The health insurance plan is under budget this year.
“This is largely due to a few factors. We asked Morristown to leave the plan. We have had a reduction in enrollment over the past 18 months as well as the slow conversion of some districts to lower premium riders. We are about 12% under budget on expenses for paid medical claims and about 3% under budget on drug expenses,” Brady said. “Part of that is really the ongoing effects of the pandemic, as people haven’t sought medical services as much unless they have COVID. And, if you were in the hospital, you’re probably on the Medicare side of COVID, which wouldn’t have impacted that plan as much as it did on Medicare.
He said Locey and Cahill issued a request for proposals for a Medicare Advantage plan.

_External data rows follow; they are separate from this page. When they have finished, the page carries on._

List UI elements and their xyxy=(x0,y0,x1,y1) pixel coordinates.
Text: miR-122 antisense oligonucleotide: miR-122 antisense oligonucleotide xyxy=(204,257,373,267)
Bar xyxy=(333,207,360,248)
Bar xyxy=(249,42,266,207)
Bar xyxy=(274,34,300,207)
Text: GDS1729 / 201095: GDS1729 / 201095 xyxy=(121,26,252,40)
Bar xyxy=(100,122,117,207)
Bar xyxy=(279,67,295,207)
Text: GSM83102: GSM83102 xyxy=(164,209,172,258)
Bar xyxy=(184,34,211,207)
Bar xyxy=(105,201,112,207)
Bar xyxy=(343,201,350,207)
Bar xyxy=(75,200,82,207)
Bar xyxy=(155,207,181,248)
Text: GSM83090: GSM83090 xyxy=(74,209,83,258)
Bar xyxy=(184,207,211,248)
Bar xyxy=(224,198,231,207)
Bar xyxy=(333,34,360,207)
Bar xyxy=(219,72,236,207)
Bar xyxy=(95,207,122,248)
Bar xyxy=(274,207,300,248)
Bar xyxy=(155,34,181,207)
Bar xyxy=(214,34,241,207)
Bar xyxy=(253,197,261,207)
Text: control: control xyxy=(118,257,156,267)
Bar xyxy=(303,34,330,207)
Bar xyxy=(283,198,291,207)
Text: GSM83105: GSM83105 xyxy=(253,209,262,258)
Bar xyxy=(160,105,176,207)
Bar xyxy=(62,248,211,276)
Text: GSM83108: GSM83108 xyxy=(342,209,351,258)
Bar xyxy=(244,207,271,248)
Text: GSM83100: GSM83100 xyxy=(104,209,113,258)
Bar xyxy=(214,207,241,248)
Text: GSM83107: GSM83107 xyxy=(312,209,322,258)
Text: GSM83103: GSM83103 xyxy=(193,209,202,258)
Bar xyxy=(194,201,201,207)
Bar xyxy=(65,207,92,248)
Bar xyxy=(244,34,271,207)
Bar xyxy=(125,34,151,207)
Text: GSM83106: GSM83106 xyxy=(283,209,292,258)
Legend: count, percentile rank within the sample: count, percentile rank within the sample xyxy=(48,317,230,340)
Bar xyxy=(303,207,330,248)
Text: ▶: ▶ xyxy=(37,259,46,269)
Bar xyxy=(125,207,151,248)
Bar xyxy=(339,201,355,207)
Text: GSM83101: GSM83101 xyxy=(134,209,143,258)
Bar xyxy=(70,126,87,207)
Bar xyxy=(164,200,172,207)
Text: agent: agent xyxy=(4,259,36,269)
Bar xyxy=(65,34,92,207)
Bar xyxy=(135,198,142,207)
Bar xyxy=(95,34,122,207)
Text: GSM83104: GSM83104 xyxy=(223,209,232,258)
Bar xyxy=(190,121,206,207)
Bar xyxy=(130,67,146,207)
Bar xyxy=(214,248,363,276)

The request was sent to six insurance companies, and four responded.
“Right now, Locey and Cahill, our trustee, are reviewing this information. They should come to the next meeting with recommendations to the board of directors about reviewing a Medicare Advantage plan under our Excellus plan. We should see that analysis next time,” Brady said.
Excellus Blue Cross/Blue Shield assumed health insurance administration for the plan effective January 1, 2020. This function was performed by St. Lawrence-Lewis Cooperative Educational Services Board staff working in the administrative offices of BOCES for more than 30 years. years.